"We keep hearing about hard work, hard work, hard work," John told "Mad Money" host Jim Cramer in an interview on Monday. "But that's like [saying], 'You want to be a basketball player like Michael Jordan? Go and practice.' That's great, but I want to know: what is his method of operation? What does he do every single minute to make himself stronger, jump higher?"
Aside from being an investor on CNBC's "Shark Tank," John is the president, CEO and founder of a billion-dollar apparel company, FUBU, and the father of two.
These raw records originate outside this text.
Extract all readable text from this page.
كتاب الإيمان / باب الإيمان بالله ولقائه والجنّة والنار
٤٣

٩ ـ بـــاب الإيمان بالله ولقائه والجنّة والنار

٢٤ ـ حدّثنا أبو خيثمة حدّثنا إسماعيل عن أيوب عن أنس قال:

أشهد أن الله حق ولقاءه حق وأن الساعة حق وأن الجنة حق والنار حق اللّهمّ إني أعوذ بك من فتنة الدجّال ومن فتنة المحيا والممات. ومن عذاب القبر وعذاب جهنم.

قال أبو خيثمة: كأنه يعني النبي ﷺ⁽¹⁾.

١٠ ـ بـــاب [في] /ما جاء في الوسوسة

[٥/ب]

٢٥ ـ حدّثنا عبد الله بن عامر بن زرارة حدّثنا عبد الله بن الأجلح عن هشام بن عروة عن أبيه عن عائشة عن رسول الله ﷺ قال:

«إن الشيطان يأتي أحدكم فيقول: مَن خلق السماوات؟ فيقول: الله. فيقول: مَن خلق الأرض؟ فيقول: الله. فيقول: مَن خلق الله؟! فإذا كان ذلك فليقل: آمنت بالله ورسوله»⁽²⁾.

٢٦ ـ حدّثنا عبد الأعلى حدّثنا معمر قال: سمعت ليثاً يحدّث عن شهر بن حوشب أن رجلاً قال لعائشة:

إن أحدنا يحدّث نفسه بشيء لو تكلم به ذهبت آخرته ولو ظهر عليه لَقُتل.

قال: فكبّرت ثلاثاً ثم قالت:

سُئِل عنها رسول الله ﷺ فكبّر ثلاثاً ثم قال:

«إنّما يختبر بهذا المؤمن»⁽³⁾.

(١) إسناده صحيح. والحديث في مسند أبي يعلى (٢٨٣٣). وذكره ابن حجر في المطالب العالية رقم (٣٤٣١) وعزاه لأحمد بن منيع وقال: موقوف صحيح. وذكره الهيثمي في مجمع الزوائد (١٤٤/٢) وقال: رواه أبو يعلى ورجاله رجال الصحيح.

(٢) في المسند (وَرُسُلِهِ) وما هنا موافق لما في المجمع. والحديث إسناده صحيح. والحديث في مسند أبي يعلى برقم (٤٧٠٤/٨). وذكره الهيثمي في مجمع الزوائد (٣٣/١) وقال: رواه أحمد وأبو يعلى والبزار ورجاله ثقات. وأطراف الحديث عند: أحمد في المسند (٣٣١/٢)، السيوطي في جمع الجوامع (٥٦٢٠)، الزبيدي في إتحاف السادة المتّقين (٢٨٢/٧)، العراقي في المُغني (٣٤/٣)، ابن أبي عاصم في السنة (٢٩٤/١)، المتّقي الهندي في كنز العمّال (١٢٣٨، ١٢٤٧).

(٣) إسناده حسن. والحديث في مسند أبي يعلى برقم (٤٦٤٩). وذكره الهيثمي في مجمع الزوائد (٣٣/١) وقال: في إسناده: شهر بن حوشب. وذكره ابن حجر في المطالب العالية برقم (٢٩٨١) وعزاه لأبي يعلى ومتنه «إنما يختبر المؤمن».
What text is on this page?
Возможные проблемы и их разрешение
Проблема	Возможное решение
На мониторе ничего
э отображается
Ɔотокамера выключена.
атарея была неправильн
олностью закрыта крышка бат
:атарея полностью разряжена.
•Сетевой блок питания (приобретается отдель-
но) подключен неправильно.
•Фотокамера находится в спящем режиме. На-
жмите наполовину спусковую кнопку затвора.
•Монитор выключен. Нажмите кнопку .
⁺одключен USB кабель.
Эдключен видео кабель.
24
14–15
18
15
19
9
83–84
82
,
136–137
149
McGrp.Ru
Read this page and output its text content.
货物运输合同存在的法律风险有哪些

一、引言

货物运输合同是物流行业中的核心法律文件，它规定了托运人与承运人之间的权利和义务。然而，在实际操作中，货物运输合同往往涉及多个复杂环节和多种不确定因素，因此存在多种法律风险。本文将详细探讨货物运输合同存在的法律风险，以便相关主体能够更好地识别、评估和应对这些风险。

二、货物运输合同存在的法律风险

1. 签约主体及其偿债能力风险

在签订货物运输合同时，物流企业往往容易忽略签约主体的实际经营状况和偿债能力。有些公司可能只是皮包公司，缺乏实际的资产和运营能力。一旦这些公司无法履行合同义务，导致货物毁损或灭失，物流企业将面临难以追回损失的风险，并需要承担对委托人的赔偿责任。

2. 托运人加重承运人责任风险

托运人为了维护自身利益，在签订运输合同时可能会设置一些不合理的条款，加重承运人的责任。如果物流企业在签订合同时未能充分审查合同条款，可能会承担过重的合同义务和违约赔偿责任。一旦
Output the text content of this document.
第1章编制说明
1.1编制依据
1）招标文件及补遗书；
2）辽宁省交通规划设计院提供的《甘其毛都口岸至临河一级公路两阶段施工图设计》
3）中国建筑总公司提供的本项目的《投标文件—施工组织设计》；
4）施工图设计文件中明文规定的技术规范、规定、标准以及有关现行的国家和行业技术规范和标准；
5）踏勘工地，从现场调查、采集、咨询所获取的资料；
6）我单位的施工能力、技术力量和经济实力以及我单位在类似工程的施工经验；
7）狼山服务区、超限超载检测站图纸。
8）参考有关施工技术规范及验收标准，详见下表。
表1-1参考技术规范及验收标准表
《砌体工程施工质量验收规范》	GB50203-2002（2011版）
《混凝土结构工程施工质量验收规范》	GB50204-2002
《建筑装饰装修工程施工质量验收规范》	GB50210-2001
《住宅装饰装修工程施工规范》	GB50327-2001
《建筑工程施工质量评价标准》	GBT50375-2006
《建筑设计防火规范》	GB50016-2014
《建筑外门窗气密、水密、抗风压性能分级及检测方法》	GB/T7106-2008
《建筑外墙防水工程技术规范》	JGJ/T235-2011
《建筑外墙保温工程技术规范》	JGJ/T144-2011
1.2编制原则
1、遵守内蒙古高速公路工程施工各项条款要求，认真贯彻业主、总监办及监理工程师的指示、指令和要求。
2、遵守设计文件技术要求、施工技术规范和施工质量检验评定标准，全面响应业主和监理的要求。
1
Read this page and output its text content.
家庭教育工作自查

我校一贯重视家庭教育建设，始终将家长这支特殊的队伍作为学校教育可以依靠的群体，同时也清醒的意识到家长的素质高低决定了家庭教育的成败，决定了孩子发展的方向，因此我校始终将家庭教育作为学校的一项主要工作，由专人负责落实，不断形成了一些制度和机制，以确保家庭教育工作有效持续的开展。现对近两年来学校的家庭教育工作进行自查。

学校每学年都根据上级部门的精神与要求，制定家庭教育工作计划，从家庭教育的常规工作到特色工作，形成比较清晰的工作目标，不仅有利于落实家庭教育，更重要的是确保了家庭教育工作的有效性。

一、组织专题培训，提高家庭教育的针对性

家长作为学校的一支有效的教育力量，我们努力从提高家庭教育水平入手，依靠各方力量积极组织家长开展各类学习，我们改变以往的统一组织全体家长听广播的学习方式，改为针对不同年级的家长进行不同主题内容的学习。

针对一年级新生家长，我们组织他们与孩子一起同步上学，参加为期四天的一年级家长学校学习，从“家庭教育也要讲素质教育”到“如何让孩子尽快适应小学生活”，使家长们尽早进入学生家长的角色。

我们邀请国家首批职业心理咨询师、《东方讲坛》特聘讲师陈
His new book, "Rise and Grind: Outperform, Outwork, and Outhustle Your Way to a More Successful and Rewarding Life," explores how successful, high-profile people "maximize" their days, he said.
"They're selfish," John said. "They're selfish in a way that they got up in the morning [and] they didn't answer any emails."
John found that rather than responding to everybody else's problems, most successful people start their day taking care of their health and serving their own needs first.
"We've given up our power to everybody," he told Cramer. "We wake up in the morning, answer a million emails with everybody's problems, look on social media; everybody's doing better than us. Get and talk to the kids for a second, 'I'll talk to you later,' and you never see your kids because you didn't schedule them on a list to be with your family, you scheduled to be in meetings."
The "Shark Tank" star told Cramer that he began research on the book because his endless responsibilities started to encroach on his health.
"I realized I wasn't taking care of mine and as soon as I started doing that, I found out I had Stage 2 cancer in my thyroid and I got it taken out," John said. "And that's why I'm healthy and I'm here, because of the discipline like that and taking care of my health."
But when John is on the "offense" — his code for surrounding himself with like-minded people and diving into his work — he's eyeing the hottest trends in the market.
"It's whatever is a subscription model that is going direct to the customer and cutting out all advertisers and other competitors," the CEO said. "It is Netflix. It's when you hit that button on your washing machine and get the delivery of the detergent right to you."
Invoking the likes of Amazon without saying the name, John said companies that don't depend on advertisers and usher their customers into relying on them will likely be long-term winners:
"You're selling full margin and you know who your customer is and you don't have to depend on everybody else."